Mohon tunggu...
KOMENTAR
Politik

Pemerintah NKRI (yang) Merusak Islam di Nusantara

29 Januari 2012   06:56 Diperbarui: 25 Juni 2015   20:20 1002 2
Sedikit ingatan pada masa lalu, pada waktu masih di SR/SD, SMP, SMA, sahabat karib saya (entah kebetulan atau tidak, kami selalu ada di kelas yang sama, dan selalu duduk sebangku) bernama Samsudin Abdurachman; anak dari seorang Kupang keturunan Arab; begitu akrab, sampai-sampai  tanda tangan kami pun hampir sama, sama-sama didasari huruf-huruf  SAJA (ejaan lama, Samsudin - Jappy; ada banyak buku, meja, pohon, dinding yang bergrafiti SAJA, dan orang tahu itu dari/artinya Samsudin - Jappy).  Melalui Samsudin (seorang Muslim yang taat),  saya (seorang Kristen yang taat) mengenal Islam dan sikap-sikap Muslim/mah (bahkan mengenal komunitas Muslim di Kupang). Waktu masih di SMP, kami membagi Kitab Suci,
Samsudin memberi ku Al Quran (dan terjemahan HB Jassin), dan saya memberikan kepada Alkitab, tujuannya agar kami saling mengerti satu sama lain. Bahkan, ketika di SMP, saya sempat belajar alif - ba - ta darinya. Dari interaksi tersebut, ternyata, saya menemukan Muslim/mah yang ramah, toleran, dan mau bergaul dengan siapa pun. Dan itu tertanam dalam diri ku sampai saya merantau (keluar dari Kupang).  Ketika tamat SMA, kami berpisah, Samsudin masuk Fak Peternakan, saya Masuk ke Jurs Matematika; kami tetap dekat walau agak jauh karena sibuk kuliah. (Sampai sini, saya dan Samsudin tetap berteman dalam hati dan jiwa. Tapi, kami sama sekali putus hubungan ketika Samsudin lulus dan bekerja di Timur Timur, serta terbunu di daerah konflik tersebut).
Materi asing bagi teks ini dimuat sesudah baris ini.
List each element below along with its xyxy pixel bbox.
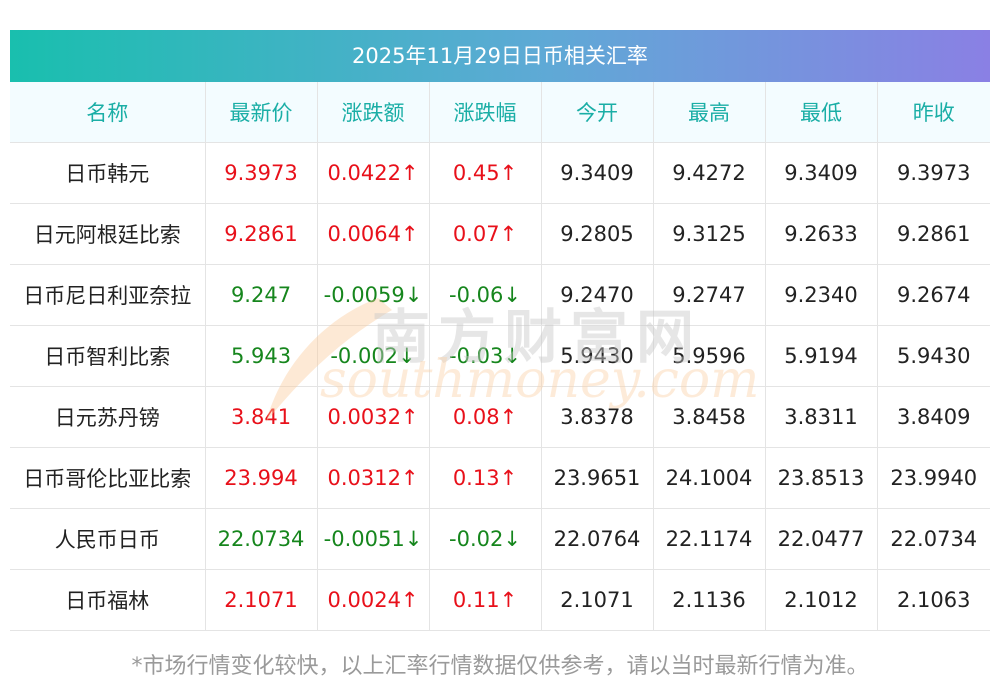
low-price: 3.8311	[765, 386, 878, 448]
column-header-high: 最高	[653, 82, 766, 143]
latest-price: 9.3973	[205, 142, 318, 204]
prev-close-price: 9.2861	[877, 203, 990, 265]
currency-pair-name: 日币智利比索	[10, 325, 206, 387]
table-row: 日币智利比索 5.943 -0.002↓ -0.03↓ 5.9430 5.959…	[10, 325, 990, 387]
prev-close-price: 23.9940	[877, 447, 990, 509]
latest-price: 22.0734	[205, 508, 318, 570]
change-amount: -0.0051↓	[317, 508, 430, 570]
high-price: 9.4272	[653, 142, 766, 204]
latest-price: 3.841	[205, 386, 318, 448]
table-row: 人民币日币 22.0734 -0.0051↓ -0.02↓ 22.0764 22…	[10, 508, 990, 570]
high-price: 9.3125	[653, 203, 766, 265]
table-row: 日币福林 2.1071 0.0024↑ 0.11↑ 2.1071 2.1136 …	[10, 569, 990, 631]
latest-price: 9.2861	[205, 203, 318, 265]
currency-pair-name: 日元苏丹镑	[10, 386, 206, 448]
disclaimer-footnote: *市场行情变化较快，以上汇率行情数据仅供参考，请以当时最新行情为准。	[131, 654, 869, 679]
change-amount: -0.002↓	[317, 325, 430, 387]
change-percent: -0.02↓	[429, 508, 542, 570]
column-header-open: 今开	[541, 82, 654, 143]
open-price: 9.3409	[541, 142, 654, 204]
change-amount: 0.0312↑	[317, 447, 430, 509]
column-header-low: 最低	[765, 82, 878, 143]
change-percent: 0.07↑	[429, 203, 542, 265]
latest-price: 5.943	[205, 325, 318, 387]
currency-pair-name: 日币哥伦比亚比索	[10, 447, 206, 509]
high-price: 3.8458	[653, 386, 766, 448]
prev-close-price: 2.1063	[877, 569, 990, 631]
low-price: 9.3409	[765, 142, 878, 204]
change-amount: -0.0059↓	[317, 264, 430, 326]
change-percent: 0.08↑	[429, 386, 542, 448]
low-price: 22.0477	[765, 508, 878, 570]
high-price: 5.9596	[653, 325, 766, 387]
currency-pair-name: 日币尼日利亚奈拉	[10, 264, 206, 326]
high-price: 22.1174	[653, 508, 766, 570]
exchange-rate-page: 2025年11月29日日币相关汇率 名称 最新价 涨跌额 涨跌幅 今开 最高 最…	[0, 0, 1000, 697]
low-price: 23.8513	[765, 447, 878, 509]
column-header-change-pct: 涨跌幅	[429, 82, 542, 143]
open-price: 9.2470	[541, 264, 654, 326]
prev-close-price: 5.9430	[877, 325, 990, 387]
prev-close-price: 9.3973	[877, 142, 990, 204]
open-price: 2.1071	[541, 569, 654, 631]
change-amount: 0.0422↑	[317, 142, 430, 204]
low-price: 9.2340	[765, 264, 878, 326]
column-header-latest: 最新价	[205, 82, 318, 143]
open-price: 5.9430	[541, 325, 654, 387]
low-price: 9.2633	[765, 203, 878, 265]
change-amount: 0.0064↑	[317, 203, 430, 265]
table-header-row: 名称 最新价 涨跌额 涨跌幅 今开 最高 最低 昨收	[10, 82, 990, 143]
currency-pair-name: 日币韩元	[10, 142, 206, 204]
prev-close-price: 3.8409	[877, 386, 990, 448]
high-price: 9.2747	[653, 264, 766, 326]
column-header-change: 涨跌额	[317, 82, 430, 143]
change-amount: 0.0032↑	[317, 386, 430, 448]
open-price: 9.2805	[541, 203, 654, 265]
table-row: 日元苏丹镑 3.841 0.0032↑ 0.08↑ 3.8378 3.8458 …	[10, 386, 990, 448]
currency-pair-name: 日元阿根廷比索	[10, 203, 206, 265]
open-price: 3.8378	[541, 386, 654, 448]
change-percent: 0.13↑	[429, 447, 542, 509]
prev-close-price: 22.0734	[877, 508, 990, 570]
low-price: 5.9194	[765, 325, 878, 387]
open-price: 22.0764	[541, 508, 654, 570]
high-price: 2.1136	[653, 569, 766, 631]
latest-price: 9.247	[205, 264, 318, 326]
open-price: 23.9651	[541, 447, 654, 509]
table-row: 日币韩元 9.3973 0.0422↑ 0.45↑ 9.3409 9.4272 …	[10, 142, 990, 204]
latest-price: 2.1071	[205, 569, 318, 631]
table-row: 日币哥伦比亚比索 23.994 0.0312↑ 0.13↑ 23.9651 24…	[10, 447, 990, 509]
change-percent: -0.03↓	[429, 325, 542, 387]
low-price: 2.1012	[765, 569, 878, 631]
change-percent: 0.45↑	[429, 142, 542, 204]
column-header-prev-close: 昨收	[877, 82, 990, 143]
high-price: 24.1004	[653, 447, 766, 509]
page-title: 2025年11月29日日币相关汇率	[10, 30, 990, 82]
table-row: 日币尼日利亚奈拉 9.247 -0.0059↓ -0.06↓ 9.2470 9.…	[10, 264, 990, 326]
table-row: 日元阿根廷比索 9.2861 0.0064↑ 0.07↑ 9.2805 9.31…	[10, 203, 990, 265]
prev-close-price: 9.2674	[877, 264, 990, 326]
column-header-name: 名称	[10, 82, 206, 143]
change-percent: -0.06↓	[429, 264, 542, 326]
exchange-rate-table: 名称 最新价 涨跌额 涨跌幅 今开 最高 最低 昨收 日币韩元 9.3973 0…	[10, 82, 990, 631]
change-percent: 0.11↑	[429, 569, 542, 631]
currency-pair-name: 人民币日币	[10, 508, 206, 570]
change-amount: 0.0024↑	[317, 569, 430, 631]
latest-price: 23.994	[205, 447, 318, 509]
currency-pair-name: 日币福林	[10, 569, 206, 631]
Ketika saya total pindah ke luar NTT, dan kuliah di Semarang; saya pun tinggal di wilayah yang bisa dikatakan, cuma saya yang Kristen. Dengan pemahaman tetang yang ada pada ku, interaksi dengan teman-teman kampus, orang-orang di sekitar tempat tinggal ku, juga sama; mereka memperlihatkan Islam yang  tak jauh berbeda dengan dengan dari Islamnya Samsudin, sahabat karib ku,  dan sahabat-sahabat Muslim ku di Kupang.
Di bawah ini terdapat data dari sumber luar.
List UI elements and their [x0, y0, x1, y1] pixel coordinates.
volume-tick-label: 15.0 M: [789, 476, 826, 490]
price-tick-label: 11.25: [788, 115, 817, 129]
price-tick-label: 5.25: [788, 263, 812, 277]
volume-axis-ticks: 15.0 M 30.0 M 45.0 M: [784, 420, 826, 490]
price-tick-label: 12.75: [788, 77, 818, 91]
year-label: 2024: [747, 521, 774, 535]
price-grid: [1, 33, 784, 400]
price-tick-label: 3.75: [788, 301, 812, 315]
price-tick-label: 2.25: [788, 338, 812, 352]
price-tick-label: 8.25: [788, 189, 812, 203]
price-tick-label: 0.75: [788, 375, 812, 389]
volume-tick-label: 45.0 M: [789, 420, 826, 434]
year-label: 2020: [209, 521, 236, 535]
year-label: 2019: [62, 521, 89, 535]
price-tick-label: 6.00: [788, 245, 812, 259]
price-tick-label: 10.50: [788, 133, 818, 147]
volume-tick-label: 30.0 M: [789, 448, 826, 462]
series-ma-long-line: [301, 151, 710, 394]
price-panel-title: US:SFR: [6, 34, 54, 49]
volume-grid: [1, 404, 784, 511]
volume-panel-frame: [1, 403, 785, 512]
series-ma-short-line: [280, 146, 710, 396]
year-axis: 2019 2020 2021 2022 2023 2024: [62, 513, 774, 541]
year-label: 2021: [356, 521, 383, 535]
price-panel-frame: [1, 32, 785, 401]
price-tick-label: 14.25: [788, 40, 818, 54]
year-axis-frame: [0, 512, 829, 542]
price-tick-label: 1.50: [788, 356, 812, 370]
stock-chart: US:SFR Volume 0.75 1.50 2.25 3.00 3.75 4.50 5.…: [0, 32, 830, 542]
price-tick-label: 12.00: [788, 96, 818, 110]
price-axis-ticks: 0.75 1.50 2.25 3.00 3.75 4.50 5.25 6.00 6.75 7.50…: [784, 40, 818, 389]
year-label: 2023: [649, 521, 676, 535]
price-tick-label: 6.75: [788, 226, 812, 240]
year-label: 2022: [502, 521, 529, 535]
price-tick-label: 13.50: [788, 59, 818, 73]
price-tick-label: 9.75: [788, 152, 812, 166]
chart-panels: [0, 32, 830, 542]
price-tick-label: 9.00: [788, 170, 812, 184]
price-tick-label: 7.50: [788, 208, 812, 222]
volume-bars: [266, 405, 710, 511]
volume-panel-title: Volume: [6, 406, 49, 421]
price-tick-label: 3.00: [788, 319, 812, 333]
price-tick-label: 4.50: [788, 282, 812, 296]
Ketika, mulai berkarya (dan harus berpindah-pindah sesuai tuntutan tugas) dan tinggal di Cirebon, Ambarawa, Salatiga, Boyolali, Magelang, Mojokerto, Sidoarjo, Surabaya, dan juga pulau-pulau kecil di Kepulauan Riau, interaksi (dan menemukan) Islam - Muslim/mah yang hampir sama dengan apa yang di dapat dari Samsudin dan teman-teman ku di Semarang dan sekitarnya.
Melengkapi, pengetahuan (ku) tentang Islam  (belajar dari cara hidup orang Islam),  ku belajar Islamalogi di Jawa Tengah (dari beberapa sumber ternama) dan juga di Jakarta (ini pun dari orang-orang yang tak diragukan pengetahuan tentang Islam).  Dan sampai titik ini, (dan ini adalah kelemahan terbesar ku dalam memahami Islam), ku hanya memahami Islam main stream, arus utama yang menyenangkan, sambil memangdang sebelah mata terhadap riak-riak kecil yang tak perlu.
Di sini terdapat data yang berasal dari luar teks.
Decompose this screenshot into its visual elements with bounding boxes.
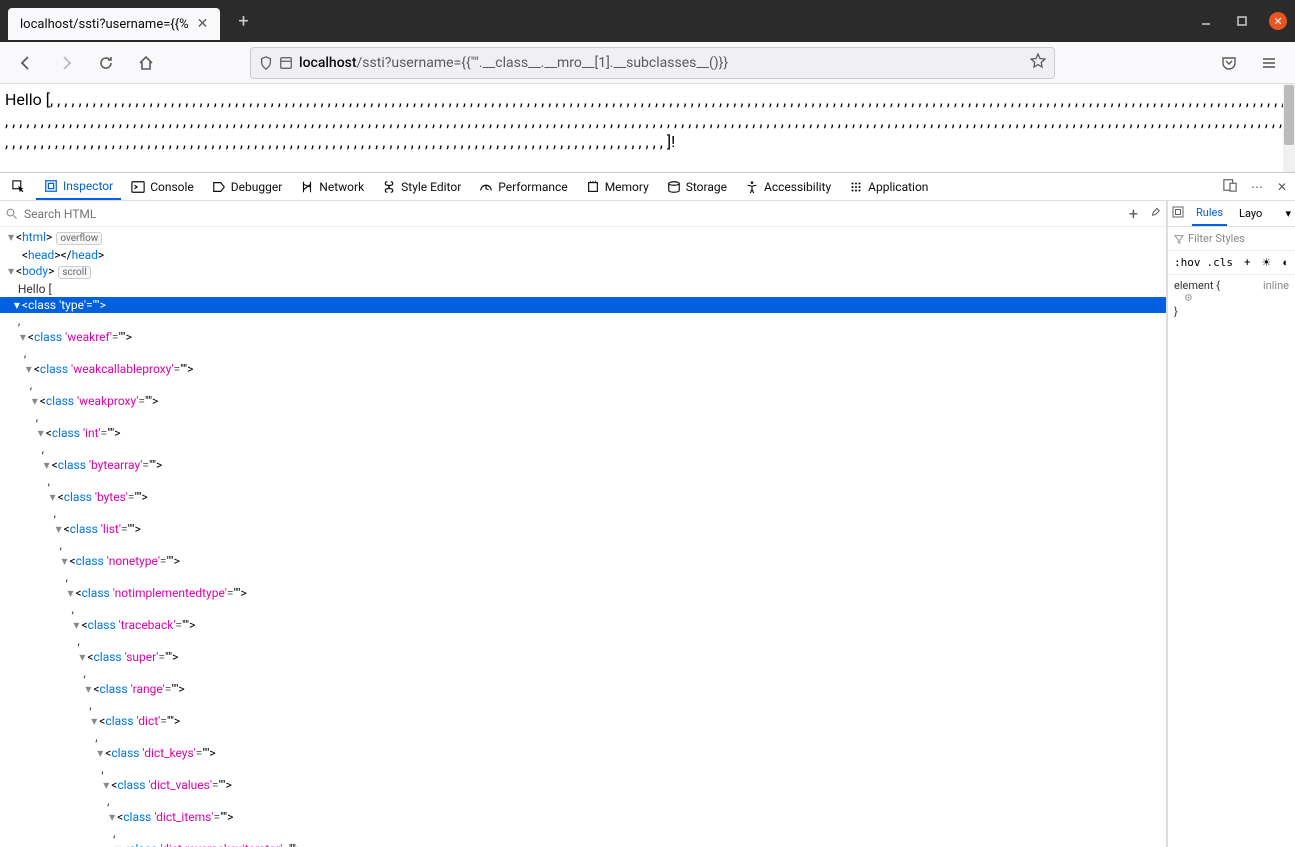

itulah cerita lama, yang membekas, dan ku selalu rindu tetap ada dan terus ada
Titik Manis dan Kenangan Manis itu tiba-tiba (dan mulai) berubah, ketika (jelang Natal dan setelah) tahun 2000, ada peristiwa yang mencekam, rentetan bom meledak di sejumlah Gereja di Nusantara.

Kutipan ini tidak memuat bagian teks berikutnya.